Wednesday, December 4, 2013

Day 3 "Disaster"

Took another Wednesday ski morning this week (what better way to spend hump-day?). It definitely started out strong; after getting pissed off by incompetent drivers on the Beltway, I pulled up to the top of Chickadee not long after 8, and was skiing down to the tram (travel mug of coffee in one hand and ski poles in the other) before 8:30. Calling this morning chilly is such a gross underselling, I shall instead use the weather forecast term used for Bozeman this week: it was frigid at the base of Hidden Peak. Fortunately I got to wait for first tram in the warmer-than-air-temp tram building and drink my coffee. It was my first "first tram" at Snowbird and that was a cool milestone, especially hitting it on a nice pow day like it looked like today was going to be.

Taking the tram up we burst through the fog/cloud layer being produced by subzero temps, snow-making, and general Wasatch weather-y-ness, into the brilliant sunshine of a freezing bluebird day at the top and in the Cirque. Wanting to play it safe since I was skiing solo I decided the right-most area of Silverfox was a good warm-up and a perfect place to look for deep powder. Dropping in, I saw a few rocks that had been exposed by the folks who went first thus allowing me to avoid them. My first 10 turns or so were all-time; deep, steep enough, light-as-air, illuminated by the sun peeking over Hidden Peak.

Then things went downhill (forgive the pun); somehow I managed to find every single rock band that had only just been covered by this new snow, thus causing me to scrape, stumble, stutter, and (once or twice) fall my way down to the groomed area.
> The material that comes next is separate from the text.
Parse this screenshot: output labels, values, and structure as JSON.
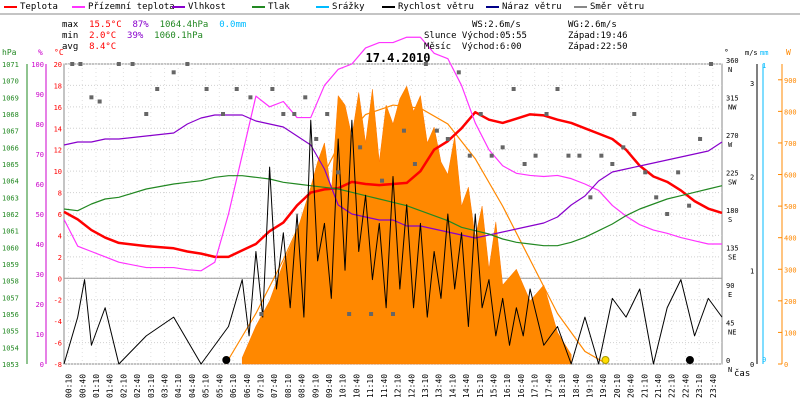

Not the way to start a day. The rest of that run was. . . interesting, what with my bases having just been rock-raped, my edges all wonky, and my 4 degree wax proving to be the wrong choice for the temps I was experiencing. Instead of heading back to the tram line, I went to Gadzoom to try and hit the trees around there. Unfortunately, my skis weren't allowing me to maintain the momentum I needed to get anywhere I wanted, so I called it after 2 runs. Plus my fingers were dying from cold.

Short day, a fair-helping of unpleasantness (including a shattered powder basket; seriously, it was cold enough that my rubbery baskets shattered when I fell). . .

And all totally worth it. The worst day on snow (that you walk away from relatively unscathed) is better than the best day anywhere else, in my not-so-humble opinion. Being able to go into work later, hit up first tram, ski some awesome pow. . . totally worth my achy shoulder and a bit of equipment damage. Sometimes the steeper side is rocky; I guess I just need to learn to pick a better line down it.